Par Laurentine Blondel ANABA et Thierry DJEUMO, auteurs du Baromètre 2025 sur les transferts d’argent vers l’Afrique par sa diaspora.
Paris, 25 février 2026, l’initiative « the Seeds » annonce la publication officielle de son Baromètre 2025, la 1ère étude du genre dédiée à l’analyse des transferts d’argent vers l’Afrique par sa diaspora et menée avec la participation de plus d’une centaine de membre de la diaspora africaine répartis à travers le monde.
Selon le baromètre, près de 100 milliards de dollars ont été envoyés vers l’Afrique en 2023 par sa diaspora, soit environ 4 % du PIB continental. Un volume supérieur à l’aide publique au développement et aux investissements directs étrangers réunis. Derrière cette puissance financière, le Baromètre 2025 réalisé par Laurentine Blondel ANABA et Thierry DJEUMO met en lumière une réalité contrastée : une diaspora engagée, structurée, mais lucide sur les limites transformantes de ses envois.
Selon l’étude, chaque expatrié transfère en moyenne plus de 4 000 euros par an, avec une fréquence soutenue : 80 % effectuent au moins cinq transferts annuels, et 40 % en réalisent plus de douze. Fait révélateur, 98 % des fonds sont dirigés vers le pays d’origine
. La diaspora interrogée – principalement camerounaise, ivoirienne et sénégalaise – est hautement qualifiée, majoritairement diplômée à Bac+5 et solidement intégrée dans les pays de résidence.

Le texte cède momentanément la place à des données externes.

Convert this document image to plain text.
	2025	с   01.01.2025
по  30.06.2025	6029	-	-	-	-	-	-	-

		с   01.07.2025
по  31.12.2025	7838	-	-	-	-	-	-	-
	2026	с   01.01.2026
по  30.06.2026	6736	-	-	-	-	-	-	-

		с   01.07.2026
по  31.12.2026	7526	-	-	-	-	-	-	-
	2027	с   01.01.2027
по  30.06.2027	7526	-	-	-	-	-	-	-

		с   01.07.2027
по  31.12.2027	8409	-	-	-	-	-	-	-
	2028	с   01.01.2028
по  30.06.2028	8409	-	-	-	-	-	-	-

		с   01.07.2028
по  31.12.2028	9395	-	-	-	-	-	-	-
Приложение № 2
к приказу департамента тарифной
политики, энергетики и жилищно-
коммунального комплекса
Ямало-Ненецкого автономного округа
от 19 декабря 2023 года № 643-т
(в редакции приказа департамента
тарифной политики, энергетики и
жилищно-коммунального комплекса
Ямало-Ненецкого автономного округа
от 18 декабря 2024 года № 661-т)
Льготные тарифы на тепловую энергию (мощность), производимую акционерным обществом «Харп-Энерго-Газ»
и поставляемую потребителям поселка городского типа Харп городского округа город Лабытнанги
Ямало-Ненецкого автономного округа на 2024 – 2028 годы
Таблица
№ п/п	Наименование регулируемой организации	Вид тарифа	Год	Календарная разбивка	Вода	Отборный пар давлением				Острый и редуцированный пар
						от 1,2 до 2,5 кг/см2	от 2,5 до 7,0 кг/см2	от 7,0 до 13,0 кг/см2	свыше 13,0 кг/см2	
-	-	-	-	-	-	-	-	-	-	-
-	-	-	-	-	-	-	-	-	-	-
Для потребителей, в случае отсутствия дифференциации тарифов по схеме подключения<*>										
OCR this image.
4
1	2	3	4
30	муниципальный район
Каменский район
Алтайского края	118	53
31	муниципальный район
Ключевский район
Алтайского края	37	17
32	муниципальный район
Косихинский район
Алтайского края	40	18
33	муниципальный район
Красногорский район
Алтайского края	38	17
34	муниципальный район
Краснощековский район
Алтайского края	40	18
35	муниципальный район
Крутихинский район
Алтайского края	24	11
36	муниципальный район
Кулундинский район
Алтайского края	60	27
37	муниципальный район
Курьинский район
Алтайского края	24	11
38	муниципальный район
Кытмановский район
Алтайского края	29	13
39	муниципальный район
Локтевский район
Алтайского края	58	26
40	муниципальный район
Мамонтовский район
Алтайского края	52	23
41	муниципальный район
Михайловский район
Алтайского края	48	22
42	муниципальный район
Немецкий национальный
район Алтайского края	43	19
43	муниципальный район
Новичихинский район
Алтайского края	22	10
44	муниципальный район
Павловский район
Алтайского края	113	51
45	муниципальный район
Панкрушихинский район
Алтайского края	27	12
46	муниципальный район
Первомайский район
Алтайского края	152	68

Les canaux privilégiés illustrent la mutation du marché : 44 % des transferts passent désormais par des applications fintech, contre 37 % via les agences classiques, signe d’une digitalisation accélérée des flux
L’usage des fonds reste dominé par la solidarité familiale : 85 % bénéficient directement à la famille ou aux proches, principalement pour le soutien de base (51 %), la gestion du foncier (19 %) ou l’épargne et l’investissement (11 %) Chaque expéditeur soutient en moyenne au moins trois bénéficiaires.
La satisfaction globale est élevée, avec une note moyenne de 7,3 sur 10. Pourtant, le paradoxe est frappant : 45 % des répondants estiment que ces transferts ne favorisent pas réellement l’indépendance des bénéficiaires, contre 42 % qui y voient un impact positif. La solidarité fonctionne, mais l’autonomisation reste incertaine.
L’étude souligne enfin des écarts macroéconomiques significatifs : en 2024, le Sénégal a reçu environ 3 milliards de dollars de sa diaspora, soit près de 9 % de son PIB, contre 1 milliard pour la Côte d’Ivoire et 0,6 milliard pour le Cameroun .
Ces différences interrogent les stratégies nationales de mobilisation de la diaspora et la capacité des États à transformer ces flux en levier de développement.
Au-delà des chiffres, le baromètre pose une question centrale : comment passer d’une logique d’assistance à une dynamique de transformation ? Pour les auteurs, l’enjeu repose sur un triptyque clair : confiance, confort et garantie. La diaspora envoie massivement, mais elle envoie à ceux en qui elle a confiance. Convertir ces 100 milliards en moteur de croissance durable exigera transparence institutionnelle, innovation financière et mécanismes crédibles d’impact mesurable.
« The Seeds » est une initiative associative et entrepreneuriale de la diaspora africaine en Europe dont la mission est de contribuer à la libération du potentiel du continent africain à travers notamment le soutien à l’entrepreneuriat local.
Le Baromètre 2025 repose sur une enquête menée entre avril et septembre 2025 auprès de 149 membres des diasporas camerounaise, ivoirienne et sénégalaise, résidant majoritairement en Europe et en Amérique du Nord.